International oil and gas exploration, development and production companyDragon Oil confirmed this morning that it is in discussions regarding a "possible offer" of Irish listed company Petroceltic. The deal would give Dragon Oil exploration and production operations in North Africa and Kurdistan.
Dragon Oil, which is backed by Dubai’s state oil company and produces in Turkmenistan, said that the offer is of the order of 230 pence sterling per share in cash, or £492 million (€627m) in total, and follows an extensive confirmatory due diligence exercise.
The offer is subject to the approval of Dragon Oil shareholders, and the company said it is in discussions with its majority shareholder (who owns approximately 54%) to vote in favour of a transaction.
The board of Petroceltic said that it is willing to recommend a firm offer to its shareholders.

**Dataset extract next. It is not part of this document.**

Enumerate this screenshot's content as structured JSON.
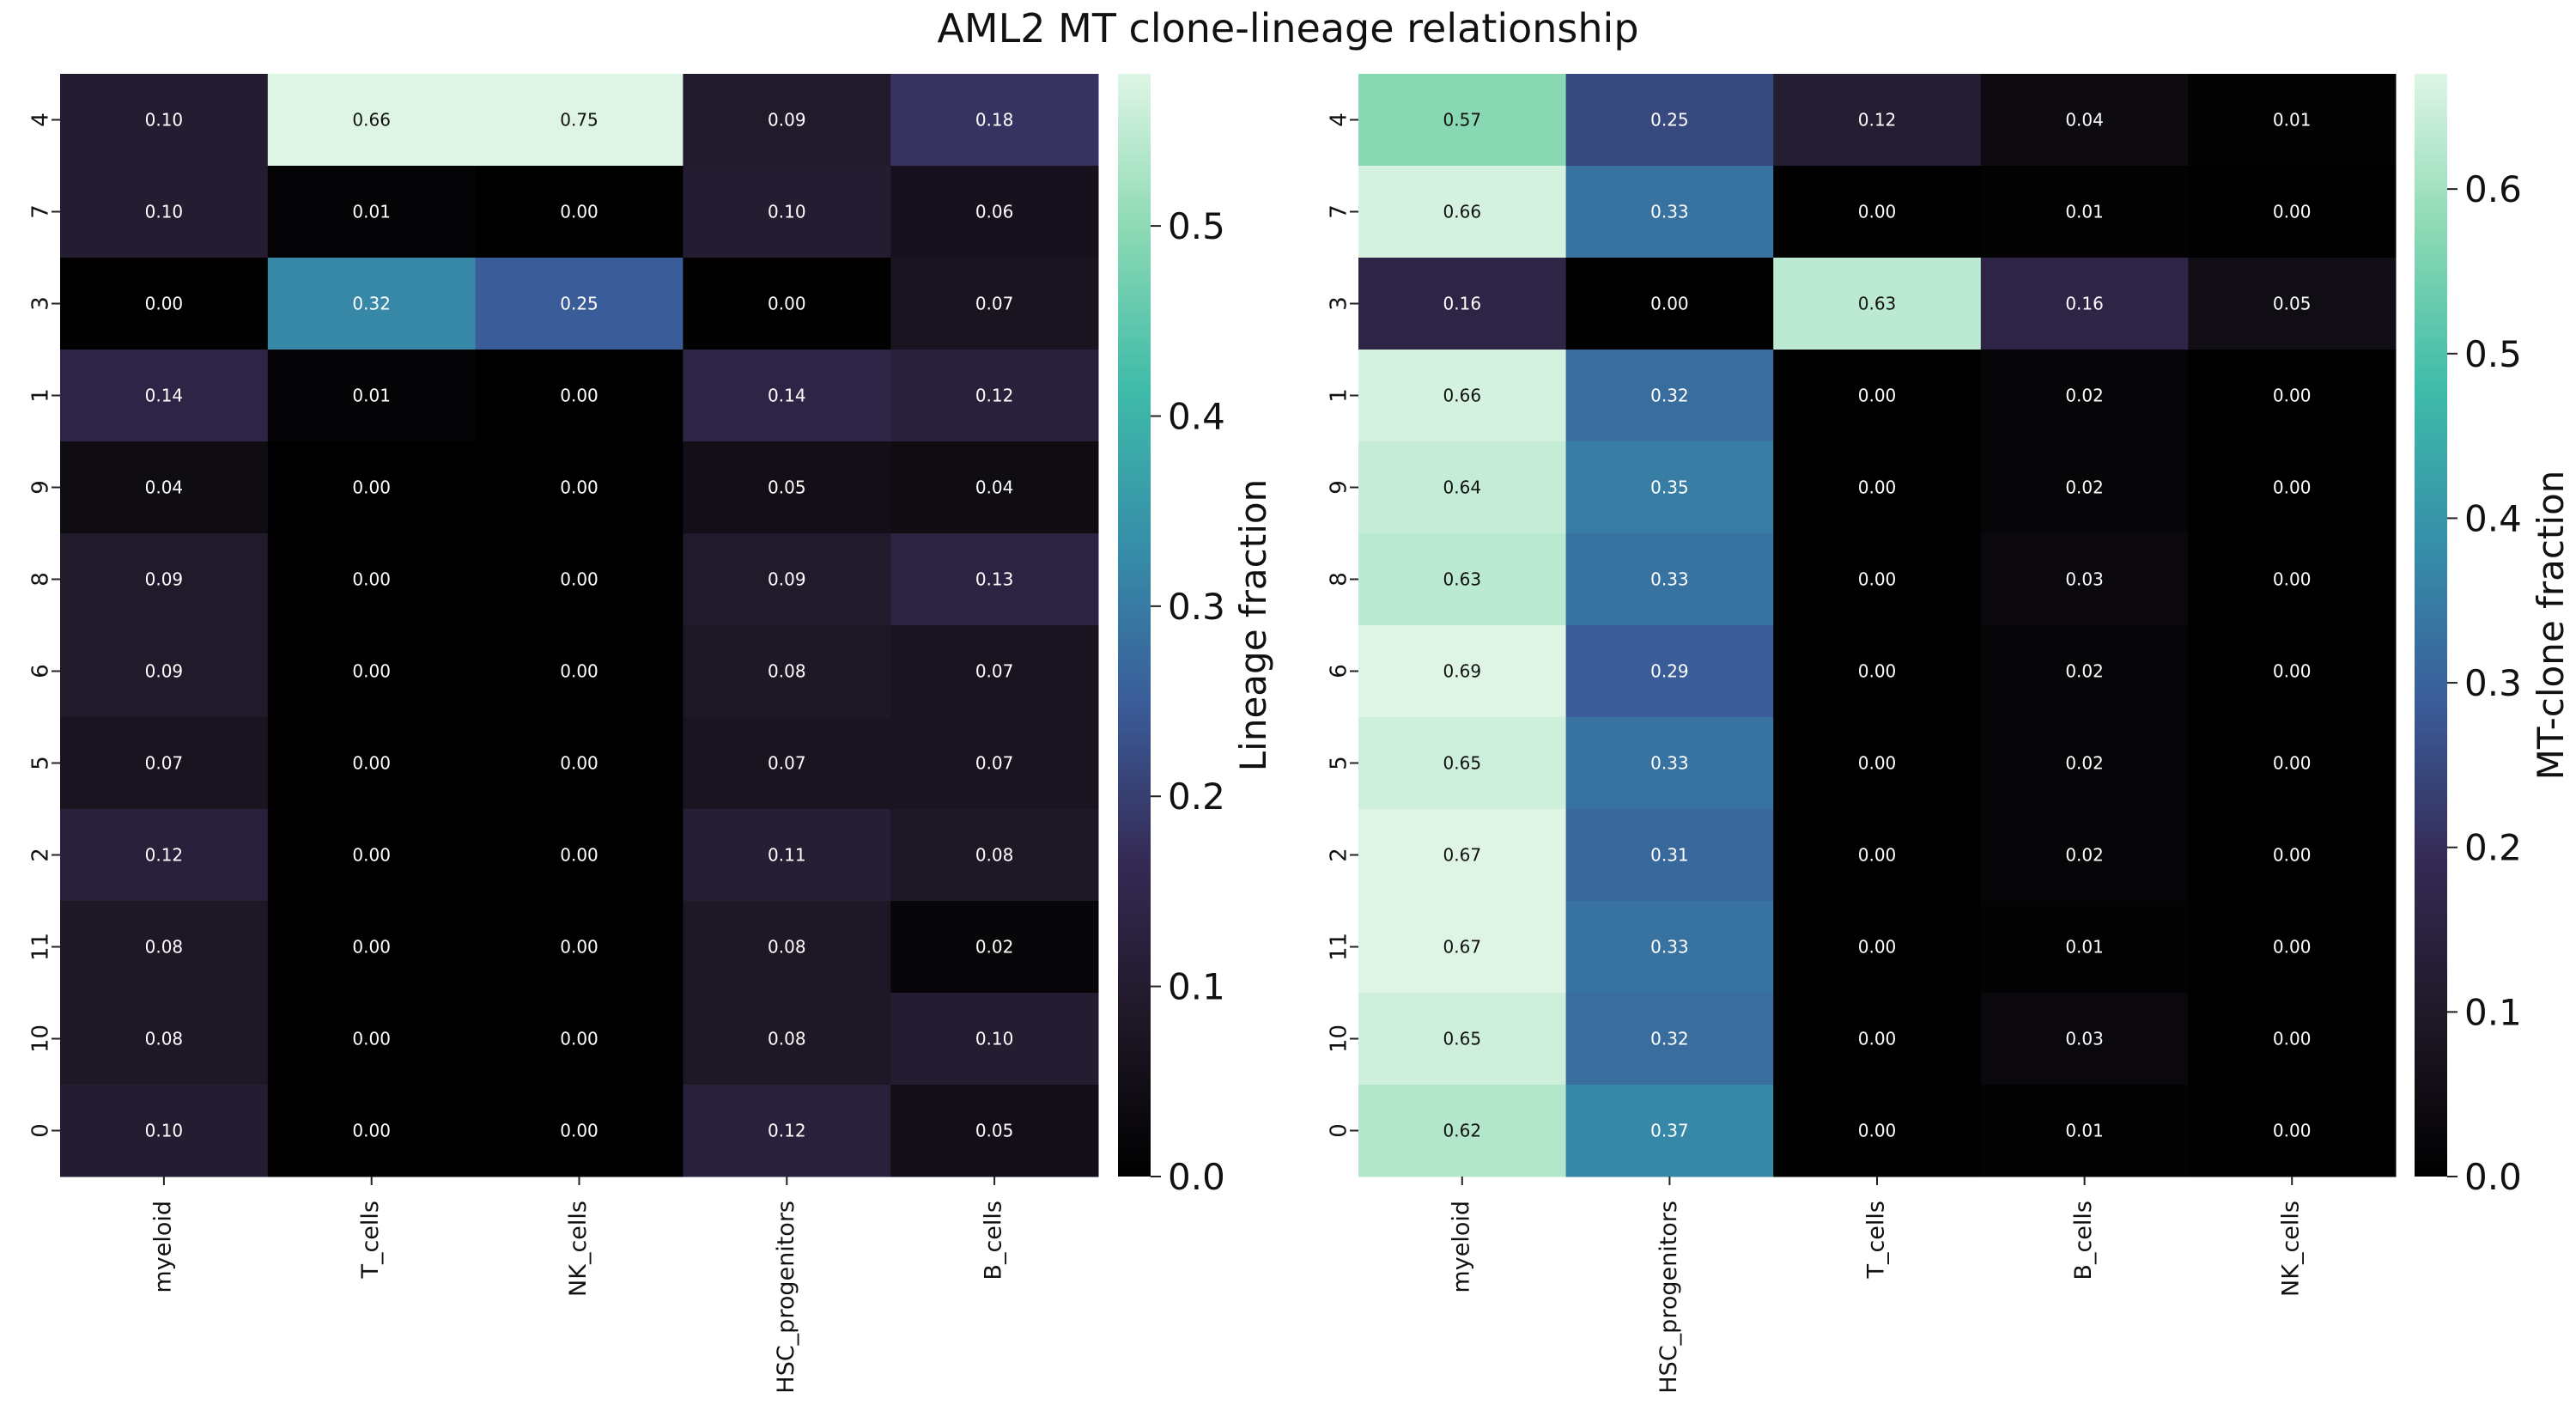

Buying Petroceltic would widen the scope of Dragon Oil's operations to Algeria, Egypt and northern Iraq. Dragon chief executive officer Abdul Jaleel Al Khalifa said in August that he saw Egypt, where the company has an exploration license, as a prime area for expansion. The company expects to produce 100,000 barrels a day by the end of next year in Turkmenistan, giving it the cash flow to make acquisitions.
The completion of any offer by Dragon Oil would be subject to customary conditions for an offer for an Irish public company, as well as appropriate approvals from the Algerian Government in relation to the Algerian assets of Petroceltic.